CHICAGO—Immune mediated inflammatory myopathies represent a heterogenous group of diseases with variable degrees of multisystem involvement, including the skin, joints, lungs, and muscles. The ACR Convergence 2025 session, Management of Challenging Cases in Myositis, featured a case-based approach to highlight this complexity, guiding attendees through the nuances of diagnosis and management of antisynthetase syndrome, immune mediated necrotizing myopathy and dermatomyositis.
Decoding Antisynthetase Syndrome
The session opened with a presentation by Rohit Aggarwal, MD, professor of medicine at University of Pittsburg and co-director of the UPMC Myositis Center. Using two disparate cases, he illustrated the wide spectrum of clinical features in antisynthetase syndrome. The first patient was a 60-year-old woman with subacute onset of interstitial lung disease (ILD) and Raynaud’s, but notably had no rash, arthritis or muscle weakness, a negative anti-nuclear antibody (ANA) and only a modest elevation in muscle enzymes. The patient was found to have a cytoplasmic ANA, positive anti-Ro52 and anti-PL-7 antibodies. Dr. Aggarwal stressed the importance of identifying patients with ILD and minimal cutaneous or muscle disease, given that they too warrant immunosuppression and close monitoring.
He contrasted this case with that of a patient with classic proximal muscle and neck flexor weakness with marked elevation in CK, a seronegative rheumatoid arthritis-like pattern of synovitis, and mechanic’s hands. However the patient had no lung disease, rash, Raynaud’s or fever. Muscle biopsy demonstrated perivascular inflammation and antibody testing yielded positive ANA and anti-Jo-1 antibodies. He concluded the case by emphasizing that not every antisynthetase patient will have the classic triad of ILD, myositis and arthritis, and urged clinicians to consider antisynthetase syndrome when presented with seronegative rheumatoid arthritis.
Anti-Jo-1 is the most common antibody subtype in antisynthetase syndrome, seen in approximately 60% of cases. Other antisynthetase antibodies (e.g., PL-7, PL-12, OJ, EJ, KS) collectively account for the remaining 30–40% of cases, so it is important to test for these antibodies. Early identification and treatment may prevent development of more severe manifestations, such as ILD, which is the main contributor to mortality.1 Dr. Aggarwal also advocated for routine cardiac monitoring with echocardiograms in antisynthetase syndrome, analogous to standard practice in systemic sclerosis, given that pulmonary hypertension was a cause of mortality in 11% of patients in their cohort.

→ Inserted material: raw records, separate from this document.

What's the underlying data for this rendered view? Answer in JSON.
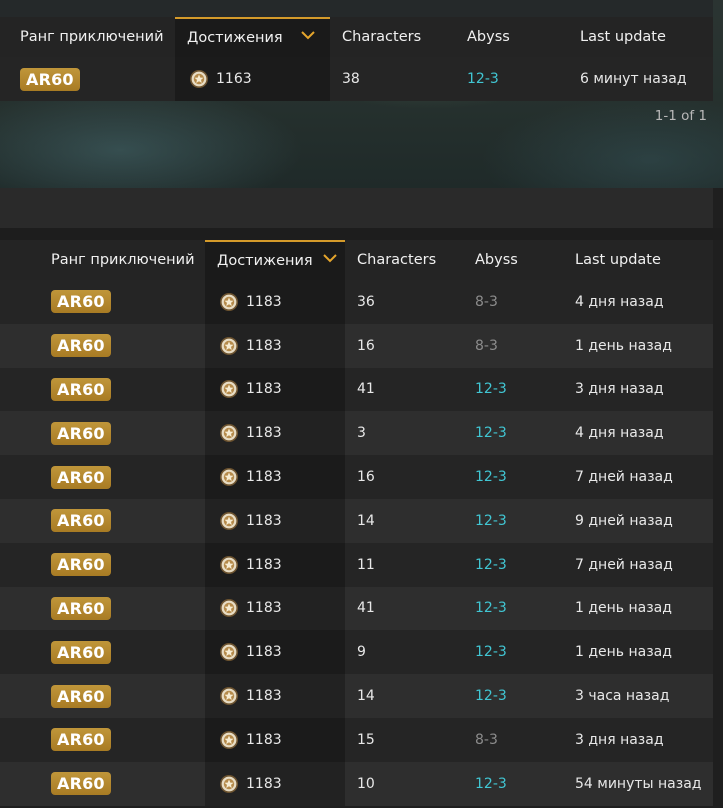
{
  "columns": {
    "rank": "Ранг приключений",
    "achievements": "Достижения",
    "characters": "Characters",
    "abyss": "Abyss",
    "last_update": "Last update"
  },
  "sort_icon": "chevron-down-icon",
  "medal_icon": "achievement-medal-icon",
  "colors": {
    "accent": "#d49a2a",
    "badge": "#b58a2e",
    "abyss_cleared": "#41c6d3",
    "abyss_partial": "#8c8c8c"
  },
  "top_table": {
    "rows": [
      {
        "rank": "AR60",
        "achievements": "1163",
        "characters": "38",
        "abyss": "12-3",
        "last_update": "6 минут назад",
        "abyss_full": true
      }
    ],
    "pagination": "1-1 of 1"
  },
  "main_table": {
    "rows": [
      {
        "rank": "AR60",
        "achievements": "1183",
        "characters": "36",
        "abyss": "8-3",
        "last_update": "4 дня назад",
        "abyss_full": false
      },
      {
        "rank": "AR60",
        "achievements": "1183",
        "characters": "16",
        "abyss": "8-3",
        "last_update": "1 день назад",
        "abyss_full": false
      },
      {
        "rank": "AR60",
        "achievements": "1183",
        "characters": "41",
        "abyss": "12-3",
        "last_update": "3 дня назад",
        "abyss_full": true
      },
      {
        "rank": "AR60",
        "achievements": "1183",
        "characters": "3",
        "abyss": "12-3",
        "last_update": "4 дня назад",
        "abyss_full": true
      },
      {
        "rank": "AR60",
        "achievements": "1183",
        "characters": "16",
        "abyss": "12-3",
        "last_update": "7 дней назад",
        "abyss_full": true
      },
      {
        "rank": "AR60",
        "achievements": "1183",
        "characters": "14",
        "abyss": "12-3",
        "last_update": "9 дней назад",
        "abyss_full": true
      },
      {
        "rank": "AR60",
        "achievements": "1183",
        "characters": "11",
        "abyss": "12-3",
        "last_update": "7 дней назад",
        "abyss_full": true
      },
      {
        "rank": "AR60",
        "achievements": "1183",
        "characters": "41",
        "abyss": "12-3",
        "last_update": "1 день назад",
        "abyss_full": true
      },
      {
        "rank": "AR60",
        "achievements": "1183",
        "characters": "9",
        "abyss": "12-3",
        "last_update": "1 день назад",
        "abyss_full": true
      },
      {
        "rank": "AR60",
        "achievements": "1183",
        "characters": "14",
        "abyss": "12-3",
        "last_update": "3 часа назад",
        "abyss_full": true
      },
      {
        "rank": "AR60",
        "achievements": "1183",
        "characters": "15",
        "abyss": "8-3",
        "last_update": "3 дня назад",
        "abyss_full": false
      },
      {
        "rank": "AR60",
        "achievements": "1183",
        "characters": "10",
        "abyss": "12-3",
        "last_update": "54 минуты назад",
        "abyss_full": true
      }
    ]
  }
}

Presently there are no published classification criteria for antisynthetase syndrome, but Aggarwal and colleagues proposed a new set of criteria being reviewed by the ACR and EULAR. These criteria include points in both clinical and serologic domains, with ranges of scores representing probable and definitive antisynthetase syndrome. The criteria have been tested in multiple cohorts and have a high sensitivity and specificity. To demonstrate this point, both of the cases he presented, although phenotypically distinct, would meet the criteria for definitive antisynthetase syndrome.